Agritech key to tackling poverty and climate shocks – World Bank

 Agricultural technology is the key to eliminating poverty, meeting food demand and dealing with climate change, according to a new report from the World Bank. 

The 269-page document highlights the fact that nearly 80% of the world’s extreme poor live rurally, most relying on farming for their livelihood. At the same time, climate change and deteriorating natural resources are exacerbating poverty, harvest failures and conflicts.

Precision farming systems, real-time crop management advice and various other agritech innovations will be critical in minimising these risks, but there is an “innovation paradox” , according to the report: research and development (R&D) has been stagnating or falling in the countries that most need it, resulting in a persistent productivity slowdown. 

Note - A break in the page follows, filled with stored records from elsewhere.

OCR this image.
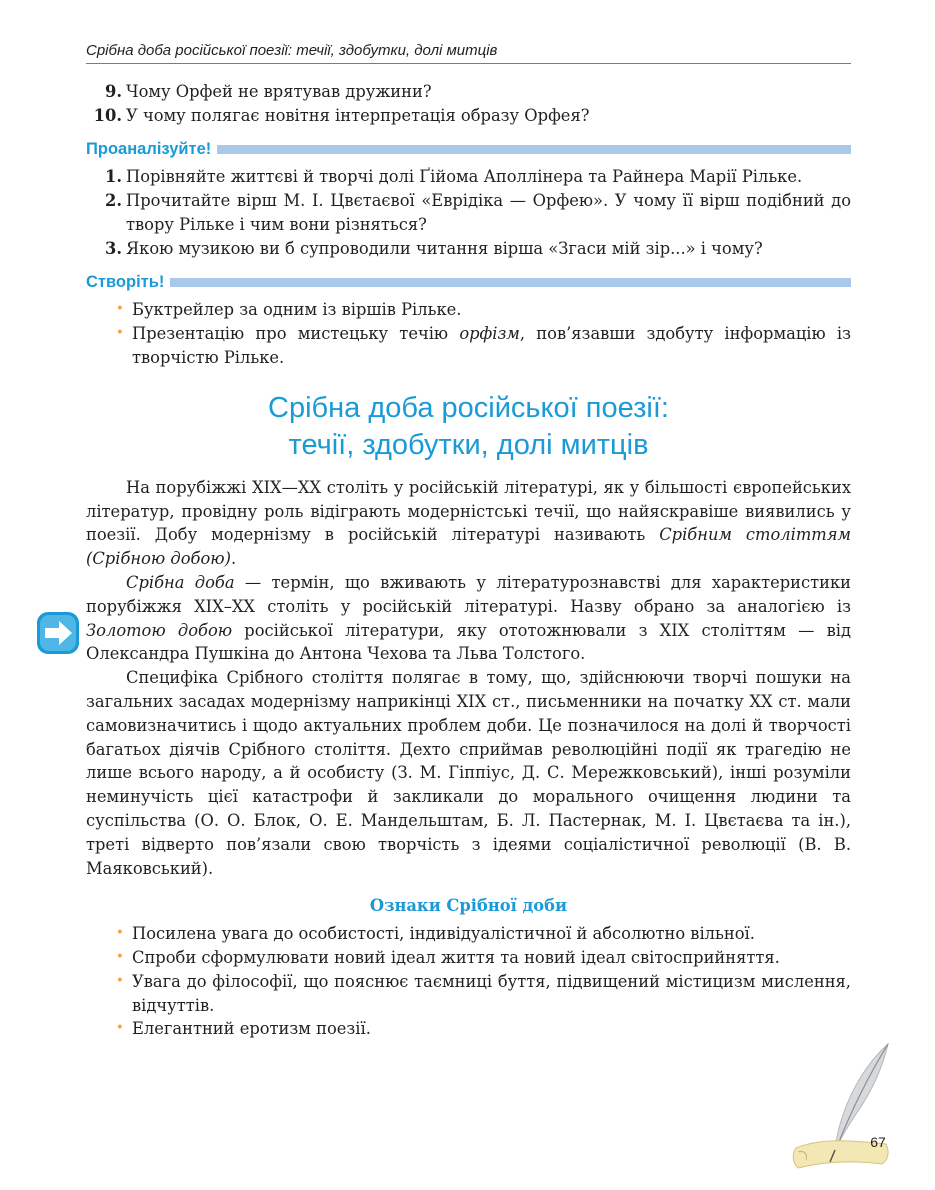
Срібна доба російської поезії: течії, здобутки, долі митців
9. Чому Орфей не врятував дружини?
10. У чому полягає новітня інтерпретація образу Орфея?
Проаналізуйте!
1. Порівняйте життєві й творчі долі Ґійома Аполлінера та Райнера Марії Рільке.
2. Прочитайте вірш М. І. Цвєтаєвої «Еврідіка — Орфею». У чому її вірш подібний до твору Рільке і чим вони різняться?
3. Якою музикою ви б супроводили читання вірша «Згаси мій зір...» і чому?
Створіть!
• Буктрейлер за одним із віршів Рільке.
• Презентацію про мистецьку течію орфізм, пов’язавши здобуту інформацію із творчістю Рільке.
Срібна доба російської поезії:
течії, здобутки, долі митців

На порубіжжі XIX—XX століть у російській літературі, як у більшості європейських літератур, провідну роль відіграють модерністські течії, що найяскравіше виявились у поезії. Добу модернізму в російській літературі називають Срібним століттям (Срібною добою).

Срібна доба — термін, що вживають у літературознавстві для характеристики порубіжжя XIX–XX століть у російській літературі. Назву обрано за аналогією із Золотою добою російської літератури, яку ототожнювали з XIX століттям — від Олександра Пушкіна до Антона Чехова та Льва Толстого.

Специфіка Срібного століття полягає в тому, що, здійснюючи творчі пошуки на загальних засадах модернізму наприкінці XIX ст., письменники на початку XX ст. мали самовизначитись і щодо актуальних проблем доби. Це позначилося на долі й творчості багатьох діячів Срібного століття. Дехто сприймав революційні події як трагедію не лише всього народу, а й особисту (З. М. Гіппіус, Д. С. Мережковський), інші розуміли неминучість цієї катастрофи й закликали до морального очищення людини та суспільства (О. О. Блок, О. Е. Мандельштам, Б. Л. Пастернак, М. І. Цвєтаєва та ін.), треті відверто пов’язали свою творчість з ідеями соціалістичної революції (В. В. Маяковський).

Ознаки Срібної доби
• Посилена увага до особистості, індивідуалістичної й абсолютно вільної.
• Спроби сформулювати новий ідеал життя та новий ідеал світосприйняття.
• Увага до філософії, що пояснює таємниці буття, підвищений містицизм мислення, відчуттів.
• Елегантний еротизм поезії.
67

In 2011, the developed world spent 3.25% of its agricultural GDP on R&D, compared with 0.52% in developing countries; investment is declining in half of African nations. This is despite innovations allowing farmers to raise yields, manage inputs more efficiently, adopt new crops and production systems, improve product quality, conserve natural resources and adapt to climate shocks. Productivity improvements in agriculture have a larger impact on poverty reduction than any other industry – roughly twice that of manufacturing.

The researchers also highlight that insufficient R&D into communication makes it difficult for farmers to access information, finance and insurance. They encourage the removal of onerous regulations, reduce market participation restrictions and strengthen intellectual property rights to boost R&D spending.

“New technologies are improving access to information, finance and insurance in all sectors,” said Ceyla Pazarbasioglu, World Bank vice president for equitable growth, finance and institutions. “This can help raise the productivity of low-skilled farmers, but only with incentives and capabilities to develop and scale these technologies.”